A trio of federal judges in Manhattan will hear arguments from both sides on Wednesday as it weighs a lower court’s surprise decision that the lenders can keep the money -- a decision Citigroup’s main banking unit calls a misapplication of the law that sent “shockwaves through the markets.”

Citibank, which sued the lenders for the money last year, could get the decision overturned, but it won’t be easy, said Bloomberg Intelligence senior litigation analyst Elliott Stein. It would require the appeals panel to dial back the lenders’ key legal defense “in a way that undermines finality in business transactions and shifts responsibility for catching errors to creditors,” he said. 

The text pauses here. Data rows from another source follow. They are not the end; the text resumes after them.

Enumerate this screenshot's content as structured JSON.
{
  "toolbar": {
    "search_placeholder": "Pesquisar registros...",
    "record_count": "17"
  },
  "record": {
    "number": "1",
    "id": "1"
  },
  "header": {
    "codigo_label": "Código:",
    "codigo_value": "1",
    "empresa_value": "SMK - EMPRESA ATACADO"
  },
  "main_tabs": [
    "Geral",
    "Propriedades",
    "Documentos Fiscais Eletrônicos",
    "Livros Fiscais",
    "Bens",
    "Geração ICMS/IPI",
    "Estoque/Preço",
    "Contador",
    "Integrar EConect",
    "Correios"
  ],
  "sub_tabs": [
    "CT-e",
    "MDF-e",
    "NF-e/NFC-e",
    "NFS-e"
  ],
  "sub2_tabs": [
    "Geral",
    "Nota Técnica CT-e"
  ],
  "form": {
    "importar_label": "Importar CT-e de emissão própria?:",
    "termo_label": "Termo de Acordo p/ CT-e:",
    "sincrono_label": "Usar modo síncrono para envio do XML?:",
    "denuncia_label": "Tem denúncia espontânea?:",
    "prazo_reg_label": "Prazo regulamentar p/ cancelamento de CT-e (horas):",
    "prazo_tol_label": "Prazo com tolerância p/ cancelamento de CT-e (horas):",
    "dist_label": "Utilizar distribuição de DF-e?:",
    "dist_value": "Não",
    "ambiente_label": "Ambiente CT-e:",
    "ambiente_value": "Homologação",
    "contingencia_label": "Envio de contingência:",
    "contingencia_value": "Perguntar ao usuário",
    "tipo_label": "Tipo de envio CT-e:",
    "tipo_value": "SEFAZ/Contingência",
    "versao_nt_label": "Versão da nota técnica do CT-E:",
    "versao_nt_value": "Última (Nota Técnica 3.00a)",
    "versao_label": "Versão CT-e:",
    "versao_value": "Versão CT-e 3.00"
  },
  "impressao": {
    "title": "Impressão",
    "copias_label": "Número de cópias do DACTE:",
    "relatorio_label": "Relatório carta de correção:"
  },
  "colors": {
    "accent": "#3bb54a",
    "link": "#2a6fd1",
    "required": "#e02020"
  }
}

Stein noted that the federal judges could also kick the case over to New York’s highest court for its views. 

‘Discharge for Value’

The dispute turns on the “discharge for value” defense, established by a 1991 New York court ruling that creditors can keep money sent to them in error if they didn’t realize the payment was a mistake. In the Citibank case, the bank was trying to make an interest payment to one of the cosmetics company’s creditors in August 2020 -- acting as administrative agent on the loan -- when a series of employee errors led to a mistaken transfer of more than $900 million to other lenders. 

Some returned the money, but a group including Brigade Capital Management LP, HPS Investment Partners LLC and Symphony Asset Management refused, saying Revlon had already defaulted on its obligations under a 2016 term loan and should have repaid them by that point. Citibank sued the lenders for the $504 million it hadn’t recovered. Following a two-week trial in December, U.S. District Judge Jesse Furman ruled for the Revlon lenders in February, saying they shouldn’t have been expected to know the transfer was in error. 

Read More: Bank Error in Your Favor -- Citi’s Fight to Reclaim $900 Million

Furman’s decision was a windfall for the creditors, which had been battling Revlon, controlled by billionaire investor Ron Perelman, over its May 2020 restructuring. It was a black eye for Citibank, which was forced to explain the embarrassing blunder to regulators, including the Office of the Comptroller of the Currency and the Federal Reserve. Chief Exeuctive Officer Jane Fraser in June called it a “massive unforced error” and showed examples of manual processes that need to be automated.

Citigroup said in a statement Tuesday that its appeal is grounded in “strong legal precedent and deep ethical principles.” 

‘Mistakes Do Happen’

“The lenders who tried to keep the money were not entitled to the funds at the time, did not expect to receive them at the time, and should have known they were transferred accidentally,” spokeswoman Danielle Romero-Apsilos said in a statement. “A decision requiring the return of the money is supported by a tremendous number of major industry voices, and would also uphold the spirit of cooperation necessary for a well-functioning syndicated lending market, providing needed stability, clarity, and certainty.”

Lawyers for the Revlon lenders declined to comment.

Read More: Citi Loses Bid to Recoup Massive Mistake in Surprise Ruling 

A number of law professors, advocacy groups and industry associations have sided with Citibank, saying Furman’s decision has already disrupted the way the market works and changed the expectations of its participants. One of the briefs in support of the bank’s position was filed by the Loan Syndications and Trading Association, a not-for-profit group that represents more than 500 firms involved in the origination, syndication and trading of commercial loans, including both Citigroup and most of the creditors in the case. 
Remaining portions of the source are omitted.